Some examples of data that is typically stored in the home directory:

  1. Code repositories, scripts, or notes written by the user
  2. compiled programs/software
  3. Final results from simulations/analyses

Some examples of data that is typically not stored in the home directory (and are more suited to the scratch directories):

  1. Intermediate data produced during simulations/analyses
  2. Raw output that is to be processed to produce final results

Users may store unlimited amount of data in the scratch directories, but data untouched for 30 days is automatically deleted and cannot be recovered.

/scratch2 and /scratch3 are general purpose filesystems, and will generally perform well for jobs:

  • that read to or write from multiple files,
  • where each file is read from and written by a single process, or
  • where the majority of reads and writes are less than a few megabytes

/scratch1 and /scratch4 are parallel file systems which will perform better for jobs where multiple processes, across multiple nodes, read or write the same file using parallel I/O routines. The file sizes should typically be greater than a few megabytes to see any performance benefit. Several popular data formats such as HDF5 and NetCDF may be written to or read from efficiently in this manner. Programs using MPI I/O will also be able to efficiently read and write to /scratch1 and /scratch4.
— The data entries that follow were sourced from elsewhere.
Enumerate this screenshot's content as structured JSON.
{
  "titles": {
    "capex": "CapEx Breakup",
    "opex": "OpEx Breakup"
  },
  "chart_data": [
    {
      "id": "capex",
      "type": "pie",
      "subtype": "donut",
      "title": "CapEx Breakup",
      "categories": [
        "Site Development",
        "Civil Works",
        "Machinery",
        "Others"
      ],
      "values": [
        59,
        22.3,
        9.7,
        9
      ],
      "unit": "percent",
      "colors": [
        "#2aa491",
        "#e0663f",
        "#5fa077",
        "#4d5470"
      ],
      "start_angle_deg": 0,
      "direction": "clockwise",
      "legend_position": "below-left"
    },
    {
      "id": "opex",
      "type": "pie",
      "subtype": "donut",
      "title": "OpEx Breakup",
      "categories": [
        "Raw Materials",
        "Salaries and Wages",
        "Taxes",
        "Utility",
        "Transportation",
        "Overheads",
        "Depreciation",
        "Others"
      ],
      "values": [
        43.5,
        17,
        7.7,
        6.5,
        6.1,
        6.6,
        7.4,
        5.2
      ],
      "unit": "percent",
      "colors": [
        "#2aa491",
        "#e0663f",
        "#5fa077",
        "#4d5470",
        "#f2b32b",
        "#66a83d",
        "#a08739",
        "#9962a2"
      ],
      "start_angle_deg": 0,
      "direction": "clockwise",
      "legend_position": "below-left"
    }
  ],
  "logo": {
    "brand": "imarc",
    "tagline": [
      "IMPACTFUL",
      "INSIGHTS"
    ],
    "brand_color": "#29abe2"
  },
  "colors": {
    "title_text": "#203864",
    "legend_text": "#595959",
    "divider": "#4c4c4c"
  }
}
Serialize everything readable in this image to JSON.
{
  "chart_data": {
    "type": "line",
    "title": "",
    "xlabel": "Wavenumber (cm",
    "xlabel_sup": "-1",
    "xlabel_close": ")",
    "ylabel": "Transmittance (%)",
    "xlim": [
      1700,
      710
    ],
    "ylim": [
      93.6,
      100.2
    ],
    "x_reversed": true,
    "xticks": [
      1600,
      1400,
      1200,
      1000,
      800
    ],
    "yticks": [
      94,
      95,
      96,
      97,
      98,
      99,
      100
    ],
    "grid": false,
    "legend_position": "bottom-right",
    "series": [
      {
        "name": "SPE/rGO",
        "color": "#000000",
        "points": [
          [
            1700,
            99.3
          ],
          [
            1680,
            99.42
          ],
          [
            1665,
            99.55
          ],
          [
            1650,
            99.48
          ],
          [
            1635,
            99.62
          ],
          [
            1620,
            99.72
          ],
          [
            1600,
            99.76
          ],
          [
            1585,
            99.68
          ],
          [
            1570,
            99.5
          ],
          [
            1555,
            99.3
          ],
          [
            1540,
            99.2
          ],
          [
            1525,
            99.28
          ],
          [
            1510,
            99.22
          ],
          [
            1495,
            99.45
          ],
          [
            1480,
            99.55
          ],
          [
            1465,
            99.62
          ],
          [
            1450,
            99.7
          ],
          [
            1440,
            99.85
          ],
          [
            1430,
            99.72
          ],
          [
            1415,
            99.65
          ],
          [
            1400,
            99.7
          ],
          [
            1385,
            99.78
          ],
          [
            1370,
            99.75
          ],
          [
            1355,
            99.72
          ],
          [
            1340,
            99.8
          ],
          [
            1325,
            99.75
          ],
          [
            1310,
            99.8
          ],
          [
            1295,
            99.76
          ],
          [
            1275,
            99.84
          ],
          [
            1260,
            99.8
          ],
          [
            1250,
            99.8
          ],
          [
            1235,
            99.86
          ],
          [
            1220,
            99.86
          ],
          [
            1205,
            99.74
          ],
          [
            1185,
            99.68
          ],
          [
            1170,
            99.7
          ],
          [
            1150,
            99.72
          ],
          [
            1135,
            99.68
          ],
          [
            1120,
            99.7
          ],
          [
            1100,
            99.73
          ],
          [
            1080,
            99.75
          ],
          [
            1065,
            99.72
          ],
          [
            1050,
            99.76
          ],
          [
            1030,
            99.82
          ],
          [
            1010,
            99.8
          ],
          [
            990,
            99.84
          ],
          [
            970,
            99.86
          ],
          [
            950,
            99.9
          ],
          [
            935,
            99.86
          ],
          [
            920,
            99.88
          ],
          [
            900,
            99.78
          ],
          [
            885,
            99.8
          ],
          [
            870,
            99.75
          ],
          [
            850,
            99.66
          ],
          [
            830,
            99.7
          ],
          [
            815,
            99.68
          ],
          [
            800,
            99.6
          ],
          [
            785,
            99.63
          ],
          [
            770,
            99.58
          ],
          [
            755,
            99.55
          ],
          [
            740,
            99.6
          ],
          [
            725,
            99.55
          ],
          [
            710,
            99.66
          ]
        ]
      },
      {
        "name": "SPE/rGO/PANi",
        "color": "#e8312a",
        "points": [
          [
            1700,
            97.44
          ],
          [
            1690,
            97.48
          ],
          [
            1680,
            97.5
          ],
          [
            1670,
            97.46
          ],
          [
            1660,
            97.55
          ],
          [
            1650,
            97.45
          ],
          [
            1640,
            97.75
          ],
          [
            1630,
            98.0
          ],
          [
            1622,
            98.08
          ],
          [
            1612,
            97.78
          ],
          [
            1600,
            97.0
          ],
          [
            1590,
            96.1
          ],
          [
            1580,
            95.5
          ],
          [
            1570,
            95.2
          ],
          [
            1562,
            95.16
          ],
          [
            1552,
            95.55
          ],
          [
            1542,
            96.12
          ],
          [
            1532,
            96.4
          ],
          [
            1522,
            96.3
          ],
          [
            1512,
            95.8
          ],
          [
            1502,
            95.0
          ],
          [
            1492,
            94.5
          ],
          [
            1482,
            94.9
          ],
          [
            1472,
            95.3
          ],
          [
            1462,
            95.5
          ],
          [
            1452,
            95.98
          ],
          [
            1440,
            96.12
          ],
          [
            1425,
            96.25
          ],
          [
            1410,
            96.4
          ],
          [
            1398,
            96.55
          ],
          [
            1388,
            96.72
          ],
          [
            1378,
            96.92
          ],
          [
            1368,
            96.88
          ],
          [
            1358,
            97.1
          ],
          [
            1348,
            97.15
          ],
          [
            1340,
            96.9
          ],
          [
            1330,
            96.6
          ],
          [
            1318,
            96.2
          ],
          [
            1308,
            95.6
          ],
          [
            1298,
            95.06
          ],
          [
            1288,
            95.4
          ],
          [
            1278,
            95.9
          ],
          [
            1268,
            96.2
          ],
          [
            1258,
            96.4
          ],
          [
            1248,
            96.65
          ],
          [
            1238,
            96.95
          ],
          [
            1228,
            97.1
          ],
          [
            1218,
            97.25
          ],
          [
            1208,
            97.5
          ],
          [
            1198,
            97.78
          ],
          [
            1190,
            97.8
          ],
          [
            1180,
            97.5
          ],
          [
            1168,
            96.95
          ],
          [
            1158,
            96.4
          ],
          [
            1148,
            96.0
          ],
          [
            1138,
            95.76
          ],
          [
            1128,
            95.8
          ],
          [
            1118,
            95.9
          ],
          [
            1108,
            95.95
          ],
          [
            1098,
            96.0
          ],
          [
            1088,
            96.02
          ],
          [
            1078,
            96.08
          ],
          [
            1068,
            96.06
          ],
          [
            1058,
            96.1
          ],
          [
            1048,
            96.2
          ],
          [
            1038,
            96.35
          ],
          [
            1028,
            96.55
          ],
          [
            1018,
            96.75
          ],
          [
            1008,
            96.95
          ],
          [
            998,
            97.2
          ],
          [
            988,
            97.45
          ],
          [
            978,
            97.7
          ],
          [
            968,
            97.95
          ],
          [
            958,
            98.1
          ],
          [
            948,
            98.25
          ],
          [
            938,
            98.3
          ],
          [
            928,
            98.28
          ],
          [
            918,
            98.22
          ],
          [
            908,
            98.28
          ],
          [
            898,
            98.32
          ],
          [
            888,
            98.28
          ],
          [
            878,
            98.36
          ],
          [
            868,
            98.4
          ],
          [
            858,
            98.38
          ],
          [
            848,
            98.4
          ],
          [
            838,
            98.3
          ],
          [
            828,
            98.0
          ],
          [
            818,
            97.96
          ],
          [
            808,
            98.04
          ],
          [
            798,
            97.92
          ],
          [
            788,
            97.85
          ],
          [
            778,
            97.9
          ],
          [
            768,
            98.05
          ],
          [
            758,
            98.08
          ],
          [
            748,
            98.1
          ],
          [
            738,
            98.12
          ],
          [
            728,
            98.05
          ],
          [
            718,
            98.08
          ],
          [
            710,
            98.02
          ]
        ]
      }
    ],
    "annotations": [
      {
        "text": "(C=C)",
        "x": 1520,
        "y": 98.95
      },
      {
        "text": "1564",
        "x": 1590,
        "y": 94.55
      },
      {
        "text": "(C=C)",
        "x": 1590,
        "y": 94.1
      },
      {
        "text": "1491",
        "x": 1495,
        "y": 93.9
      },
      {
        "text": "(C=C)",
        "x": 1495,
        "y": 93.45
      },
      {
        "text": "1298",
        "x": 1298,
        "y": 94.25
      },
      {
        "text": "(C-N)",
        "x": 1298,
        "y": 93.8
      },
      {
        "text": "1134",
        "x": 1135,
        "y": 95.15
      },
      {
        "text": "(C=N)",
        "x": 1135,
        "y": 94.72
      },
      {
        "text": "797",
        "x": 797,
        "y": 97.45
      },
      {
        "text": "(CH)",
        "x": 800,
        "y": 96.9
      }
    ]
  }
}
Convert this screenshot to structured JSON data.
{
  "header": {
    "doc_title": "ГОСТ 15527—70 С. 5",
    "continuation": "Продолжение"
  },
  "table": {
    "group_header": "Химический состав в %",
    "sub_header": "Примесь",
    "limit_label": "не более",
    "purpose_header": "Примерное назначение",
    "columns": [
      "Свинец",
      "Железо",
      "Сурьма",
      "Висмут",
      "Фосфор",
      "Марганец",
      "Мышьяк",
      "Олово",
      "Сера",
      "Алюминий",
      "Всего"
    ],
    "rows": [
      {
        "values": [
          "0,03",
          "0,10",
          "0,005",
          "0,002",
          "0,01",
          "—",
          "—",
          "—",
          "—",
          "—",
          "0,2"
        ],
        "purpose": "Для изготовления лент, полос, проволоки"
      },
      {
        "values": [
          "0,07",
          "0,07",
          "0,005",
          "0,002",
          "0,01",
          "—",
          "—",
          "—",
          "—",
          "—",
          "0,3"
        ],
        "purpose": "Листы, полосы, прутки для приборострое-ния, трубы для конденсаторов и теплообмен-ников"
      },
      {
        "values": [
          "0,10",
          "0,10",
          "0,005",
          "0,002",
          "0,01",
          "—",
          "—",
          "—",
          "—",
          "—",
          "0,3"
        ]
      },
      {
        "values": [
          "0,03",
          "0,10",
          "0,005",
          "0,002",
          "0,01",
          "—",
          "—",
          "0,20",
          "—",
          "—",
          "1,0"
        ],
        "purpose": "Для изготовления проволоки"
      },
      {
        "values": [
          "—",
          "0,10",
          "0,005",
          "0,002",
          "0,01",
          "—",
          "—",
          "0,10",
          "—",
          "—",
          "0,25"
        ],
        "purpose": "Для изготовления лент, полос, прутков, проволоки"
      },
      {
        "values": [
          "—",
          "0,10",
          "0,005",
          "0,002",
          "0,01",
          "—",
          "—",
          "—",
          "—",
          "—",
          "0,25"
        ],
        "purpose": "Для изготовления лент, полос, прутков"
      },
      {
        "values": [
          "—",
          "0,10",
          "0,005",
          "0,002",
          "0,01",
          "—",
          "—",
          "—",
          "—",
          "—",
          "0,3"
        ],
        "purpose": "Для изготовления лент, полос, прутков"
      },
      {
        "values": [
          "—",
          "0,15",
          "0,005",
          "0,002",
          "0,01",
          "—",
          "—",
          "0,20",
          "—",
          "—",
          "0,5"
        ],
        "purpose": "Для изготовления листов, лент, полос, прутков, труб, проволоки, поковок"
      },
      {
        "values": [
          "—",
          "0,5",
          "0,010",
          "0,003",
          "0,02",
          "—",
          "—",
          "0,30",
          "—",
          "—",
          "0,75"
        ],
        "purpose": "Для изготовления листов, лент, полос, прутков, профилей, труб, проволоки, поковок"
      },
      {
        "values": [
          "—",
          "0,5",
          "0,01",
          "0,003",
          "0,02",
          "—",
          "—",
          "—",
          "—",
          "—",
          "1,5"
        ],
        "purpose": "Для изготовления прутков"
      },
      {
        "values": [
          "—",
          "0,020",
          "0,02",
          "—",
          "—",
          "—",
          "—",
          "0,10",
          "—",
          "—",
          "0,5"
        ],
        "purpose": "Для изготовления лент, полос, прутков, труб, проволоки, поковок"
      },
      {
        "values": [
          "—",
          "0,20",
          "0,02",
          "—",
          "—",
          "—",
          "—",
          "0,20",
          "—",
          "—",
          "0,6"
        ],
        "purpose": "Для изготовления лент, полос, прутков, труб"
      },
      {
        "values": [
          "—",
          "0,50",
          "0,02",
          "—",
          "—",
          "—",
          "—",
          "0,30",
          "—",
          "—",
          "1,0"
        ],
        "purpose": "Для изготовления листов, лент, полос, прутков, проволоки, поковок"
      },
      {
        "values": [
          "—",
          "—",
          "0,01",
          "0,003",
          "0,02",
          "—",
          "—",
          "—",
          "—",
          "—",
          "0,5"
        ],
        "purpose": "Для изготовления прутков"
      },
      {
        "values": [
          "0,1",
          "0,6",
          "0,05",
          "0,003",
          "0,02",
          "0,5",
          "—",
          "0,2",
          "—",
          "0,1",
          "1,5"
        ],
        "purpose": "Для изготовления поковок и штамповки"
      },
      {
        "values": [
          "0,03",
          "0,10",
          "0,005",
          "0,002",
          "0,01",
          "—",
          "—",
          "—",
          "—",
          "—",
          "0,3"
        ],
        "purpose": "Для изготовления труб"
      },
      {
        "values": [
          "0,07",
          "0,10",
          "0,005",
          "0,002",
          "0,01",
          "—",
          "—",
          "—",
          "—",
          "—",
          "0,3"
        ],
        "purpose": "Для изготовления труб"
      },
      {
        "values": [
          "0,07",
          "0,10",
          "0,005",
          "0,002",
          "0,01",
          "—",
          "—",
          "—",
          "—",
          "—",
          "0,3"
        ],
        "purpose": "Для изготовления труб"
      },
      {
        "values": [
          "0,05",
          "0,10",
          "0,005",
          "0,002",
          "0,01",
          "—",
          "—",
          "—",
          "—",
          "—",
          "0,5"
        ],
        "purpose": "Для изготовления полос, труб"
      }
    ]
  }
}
The /local_scratch filesystem should always be preferred over the above scratch systems unless the amount of data involved cannot fit in local_scratch. The amount of /local_scratch varies by phase, and you can see how much each phase has in /etc/hardware-table:

$ cat /etc/hardware-table

/local_scratch will generally give the best performance compared to the other filesystems. When using /local_scratch, there are a few things to be kept in mind:

  1. Data should live in local_scratch only for the lifetime of the job: this means that any data required by the job must be copied into local_scratch at the beginning of the job, and any data required after job completion must be copied out of local_scratch at the end of the job.

  2. local_scratch is shared between all users running processes on a node: because two or more users may have running jobs on any given node, they can all read or write to local_scratch. If - for any reason - you need exclusive access to local_scratch on a node, you can schedule the entire node for yourself, by specifying the phase= option in your job limits specification, and by requesting the maximum number of cores for that phase, e.g.:

$ qsub -I -l select=1:ncpus=16:mem=4gb:phase=8b,walltime=1:00:00
  1. The only directory that is writable in /local_scratch is the directory /local_scratch/pbs.$PBS_JOBID/, where ${PBS_JOBID} refers to the job ID. For example, a job with job ID 21961.pbs02 can only read/write to the folder /local_scratch/pbs.21961.pbs02. The environment variable $TMPDIR can be used to conveniently access this location.

  2. When using local_scratch in MPI (multi-node) jobs, keep in mind that the $TMPDIR folder is not automatically created on every node. PBS will create the folder whenever it detects a process running as the user on that node. A convenient way to ensure that $TMPDIR is available on all nodes is to run the sleep command on all nodes.

    Next, each node will need to copy data over to its $TMPDIR folder. To accomplish this, you can have commands similar to the following in your batch script:

    # ensure that /local_Scratch is created on all nodes:
    module load gcc/4.8.1 openmpi/1.10.3
    mpirun sleep 20
    module purge
    # beginning of job (copy data from home to local_scratch)
    for node in `uniq $PBS_NODEFILE`
        ssh $node cp /home/username/project/input_file $TMPDIR
    # ....other commands
    # end of job (copy data from local_scratch to home)
    for node in `uniq $PBS_NODEFILE`
        ssh $node cp $TMPDIR/output_file /home/username/project

$PBS_NODEFILE is a file containing the nodes assigned to each chunk of hardware requested. uniq $PBS_NODEFILE ensures that the list is reduced only to unique nodes (two chunks may be on the same node).